'Rolling Stone,' an object you might come across in Helmond but might not be able to place just like that. Not a bicycle, not a cart, but a large, angular art object made of wood and steel. 140 pounds heavy and anything but inconspicuous.
Falling Stones is the original name of the work, from exhibition to rover
Falling Stones. From the hands and brain of artist Art van Triest, and created for the exhibition Being on the Grid, in which Art explores how our need for order clashes with reality. The object resembles a tightly constructed element that has just become unbalanced: a form that tilts, chafes and doesn't fit neatly into the grid from which it seems to come. That is also what makes it such an idiosyncratic work. A sculpture that shows that systems can falter.
But after the exhibition in the Cacaofabriek it no longer had a permanent place. Too big to just put anywhere, too special to disappear. Dismantling even threatened. That's where Helmond artist Maurice van Venrooij latched onto it. "I just think it's a really cool object," Maurice said. Art marveled that Maurice always knows how to find new places. Instead of an end point, it became a new beginning. Maurice adopted the work and came up with Rolling Stone: a project in which the artwork does not stand still, but continues to roam through Helmond. From place to place, again and again in a different context. And that wandering does not happen silently.
Art that happens to you
Who encounters the object sees not only the work, but also its movement. Moving itself is part of the project. Literally by hand, through the city, along streets and squares where you wouldn't normally expect art to go. And that's where something happens.
"When you go to a museum you're set up for an art experience. Not now," Maurice says. "A visit to the supermarket is suddenly colored with something unexpected." Along the way, there is a lot of attention. Children come to take a look. Sometimes people stop on the street to take a video or ask what you're doing. City employees even asked if Maurice wanted to roll the Rolling Stone through the House for the City, and in one office people interrupted a meeting to watch and wave. "They look up for a moment from their daily routine. That's already very nice. Sometimes people also pretend it's not there, and that's fine too. Art doesn't have to touch everyone."
Art: "You see it happening here on campus, too. People walking by and turning around to take another look. What is this, what is it doing here? Just different thoughts than you have every day. The work happens to you for a moment." That's exactly where Rolling Stone makes a difference. Not everyone steps into a museum, but art you encounter along the way asks nothing of you except a glance. Maybe wonder, maybe confusion, maybe nothing at all. And that, too, is good.
Grip
Underneath that apparent simplicity is a layered idea. It is no coincidence, then, that these two artists are carrying this project together. Their work shares a similar tension.
Maurice makes paintings and murals. "From a tight self-imposed system, I build my paintings layer by layer, but it is the human hand that executes it. With all the inevitable deviations as a result. For me, these imperfections are not a fault but a condition to counterbalance the doctrine of too rigid a system."
Art thinks and philosophizes with its hands. "As an artist, I want to stretch the 'normal'. To show that we don't always need conclusions." The way we try to order the world plays a big role in his work. "We create systems, structures and frameworks to get a grip on what cannot actually be fully captured. Falling Stones chafes at exactly that point." Between control and letting go of it. Between tight and unruly.
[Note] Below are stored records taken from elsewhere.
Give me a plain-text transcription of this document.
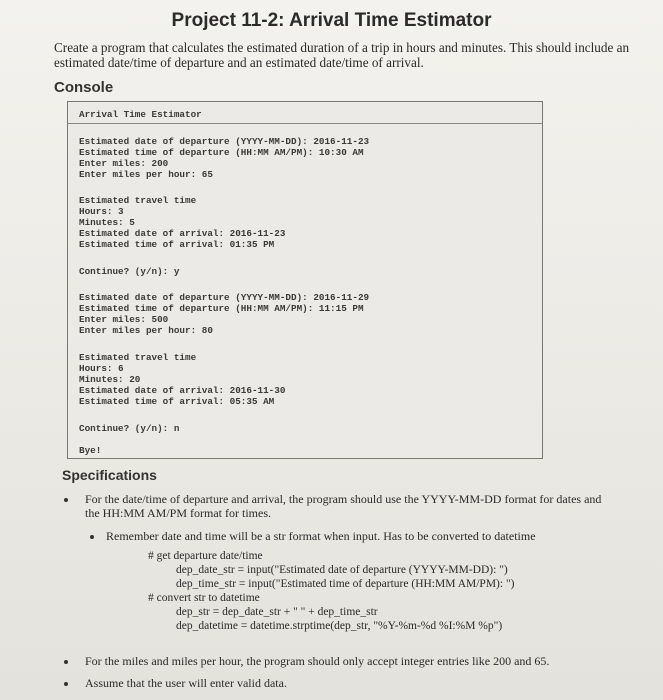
Project 11-2: Arrival Time Estimator
Create a program that calculates the estimated duration of a trip in hours and minutes. This should include an estimated date/time of departure and an estimated date/time of arrival.
Console
Arrival Time Estimator
Estimated date of departure (YYYY-MM-DD): 2016-11-23
Estimated time of departure (HH:MM AM/PM): 10:30 AM
Enter miles: 200
Enter miles per hour: 65
Estimated travel time
Hours: 3
Minutes: 5
Estimated date of arrival: 2016-11-23
Estimated time of arrival: 01:35 PM
Continue? (y/n): y
Estimated date of departure (YYYY-MM-DD): 2016-11-29
Estimated time of departure (HH:MM AM/PM): 11:15 PM
Enter miles: 500
Enter miles per hour: 80
Estimated travel time
Hours: 6
Minutes: 20
Estimated date of arrival: 2016-11-30
Estimated time of arrival: 05:35 AM
Continue? (y/n): n
Bye!
Specifications
For the date/time of departure and arrival, the program should use the YYYY-MM-DD format for dates and the HH:MM AM/PM format for times.
Remember date and time will be a str format when input. Has to be converted to datetime
# get departure date/time
dep_date_str = input("Estimated date of departure (YYYY-MM-DD): ")
dep_time_str = input("Estimated time of departure (HH:MM AM/PM): ")
# convert str to datetime
dep_str = dep_date_str + " " + dep_time_str
dep_datetime = datetime.strptime(dep_str, "%Y-%m-%d %I:%M %p")
For the miles and miles per hour, the program should only accept integer entries like 200 and 65.
Assume that the user will enter valid data.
That's what Rolling Stone is about. Because the work keeps moving, that tension remains visible. It wants not just to be looked at, but experienced.
Art on our campus
The arrival of Falling Stones to the Brainport Human Campus felt logical. A place where people think about the relationship between people and work on a daily basis, and where the human dimension is central. Not the system as a starting point, but the human himself.
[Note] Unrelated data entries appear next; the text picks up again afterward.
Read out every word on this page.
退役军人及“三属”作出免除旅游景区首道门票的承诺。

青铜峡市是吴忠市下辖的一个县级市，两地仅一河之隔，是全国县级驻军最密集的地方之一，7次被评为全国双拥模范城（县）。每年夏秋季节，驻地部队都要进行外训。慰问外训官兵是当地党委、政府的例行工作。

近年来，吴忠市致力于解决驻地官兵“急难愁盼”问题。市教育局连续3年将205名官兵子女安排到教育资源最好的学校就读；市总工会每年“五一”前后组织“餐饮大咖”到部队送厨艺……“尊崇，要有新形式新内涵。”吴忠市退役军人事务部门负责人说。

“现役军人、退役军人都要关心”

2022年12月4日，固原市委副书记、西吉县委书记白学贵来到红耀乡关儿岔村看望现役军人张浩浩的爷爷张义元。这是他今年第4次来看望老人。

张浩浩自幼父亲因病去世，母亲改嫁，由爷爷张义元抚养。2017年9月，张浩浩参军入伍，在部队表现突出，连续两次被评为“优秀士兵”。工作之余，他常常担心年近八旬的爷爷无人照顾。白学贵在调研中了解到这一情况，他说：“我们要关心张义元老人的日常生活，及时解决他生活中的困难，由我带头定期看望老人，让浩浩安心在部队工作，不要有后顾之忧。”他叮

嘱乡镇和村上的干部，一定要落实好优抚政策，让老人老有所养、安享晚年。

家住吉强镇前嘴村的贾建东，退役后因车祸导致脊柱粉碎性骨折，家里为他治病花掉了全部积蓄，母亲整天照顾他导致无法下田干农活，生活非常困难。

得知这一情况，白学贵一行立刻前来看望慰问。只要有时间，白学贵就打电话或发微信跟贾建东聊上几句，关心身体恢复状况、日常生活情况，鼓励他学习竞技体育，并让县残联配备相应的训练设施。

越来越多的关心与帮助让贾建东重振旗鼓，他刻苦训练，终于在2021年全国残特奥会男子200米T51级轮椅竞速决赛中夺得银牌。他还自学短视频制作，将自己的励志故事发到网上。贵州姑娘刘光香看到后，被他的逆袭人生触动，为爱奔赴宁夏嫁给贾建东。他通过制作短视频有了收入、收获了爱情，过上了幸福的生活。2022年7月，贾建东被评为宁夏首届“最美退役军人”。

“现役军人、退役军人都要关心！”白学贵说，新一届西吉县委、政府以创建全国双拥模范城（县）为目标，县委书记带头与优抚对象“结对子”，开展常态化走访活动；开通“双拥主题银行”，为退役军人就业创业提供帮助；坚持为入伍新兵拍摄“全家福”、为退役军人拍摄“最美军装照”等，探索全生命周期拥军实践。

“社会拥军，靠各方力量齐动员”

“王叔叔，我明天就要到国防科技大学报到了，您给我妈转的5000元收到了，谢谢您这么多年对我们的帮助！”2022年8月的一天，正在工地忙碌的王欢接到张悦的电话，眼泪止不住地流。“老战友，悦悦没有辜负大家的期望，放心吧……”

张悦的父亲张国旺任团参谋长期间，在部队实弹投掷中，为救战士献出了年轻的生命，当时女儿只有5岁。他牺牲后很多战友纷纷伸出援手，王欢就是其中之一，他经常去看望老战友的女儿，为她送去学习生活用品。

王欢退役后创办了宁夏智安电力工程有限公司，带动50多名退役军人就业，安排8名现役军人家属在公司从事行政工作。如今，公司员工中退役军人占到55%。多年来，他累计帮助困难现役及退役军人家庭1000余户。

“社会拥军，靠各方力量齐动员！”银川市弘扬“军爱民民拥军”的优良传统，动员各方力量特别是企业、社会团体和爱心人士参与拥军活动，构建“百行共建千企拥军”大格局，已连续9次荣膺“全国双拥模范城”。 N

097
The relationship between art and the workplace has also been thought through here. Art creates an inspiring environment. It encourages seeing in new ways and can help find innovative solutions. It challenges different conversations, new connections and can even contribute to stress reduction.
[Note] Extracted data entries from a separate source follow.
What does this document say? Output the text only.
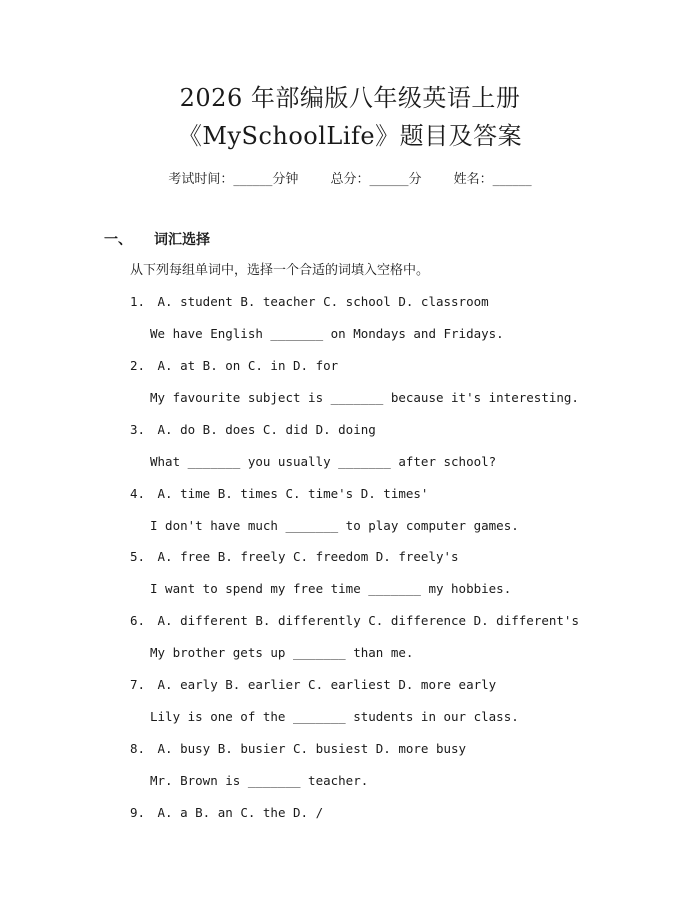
2026 年部编版八年级英语上册
《MySchoolLife》题目及答案
考试时间：______分钟 总分：______分 姓名：______
一、 词汇选择
从下列每组单词中，选择一个合适的词填入空格中。
1. A. student B. teacher C. school D. classroom
We have English _______ on Mondays and Fridays.
2. A. at B. on C. in D. for
My favourite subject is _______ because it's interesting.
3. A. do B. does C. did D. doing
What _______ you usually _______ after school?
4. A. time B. times C. time's D. times'
I don't have much _______ to play computer games.
5. A. free B. freely C. freedom D. freely's
I want to spend my free time _______ my hobbies.
6. A. different B. differently C. difference D. different's
My brother gets up _______ than me.
7. A. early B. earlier C. earliest D. more early
Lily is one of the _______ students in our class.
8. A. busy B. busier C. busiest D. more busy
Mr. Brown is _______ teacher.
9. A. a B. an C. the D. /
Maurice here hopes especially for a brief moment: a smile, a thought, a joke about a spaceship or boulder. "People are completely free to think, feel or think something about it. But I hope I surprise them. I often say about my own work that I did half the work. I thought it up and made it. The other person, the viewer, gets to do the other half.
I especially want to introduce people to art at an unexpected moment. Or actually not even necessarily with art, but to create an unplanned moment. If, after seeing the work, they move on with a smile, the project is successful."
This way, the artwork on campus almost takes on an extra layer: it invites people to look differently, without having to understand anything.
Never finished and always on the move
For residents, visitors and everyone who walks around here, it is above all an unexpected guest. One who stays for a while, releases something and then moves on. Maurice: "My goal was to keep the object 'alive' as long as possible. It would be nice if it were allowed to stay in Helmond for a while longer and perhaps receive a special status. Nothing official, but becoming a small part of the Helmond identity."
So in August, the Rolling Stone will go to Carolus Borromeus College. Students will then pick it up again at the Brainport Human Campus. And that's what it's all about. Work is never finished, never at home in one place. It lives precisely by moving, by new contexts and new encounters. And somewhere in Helmond, in the next place, that story just starts all over again.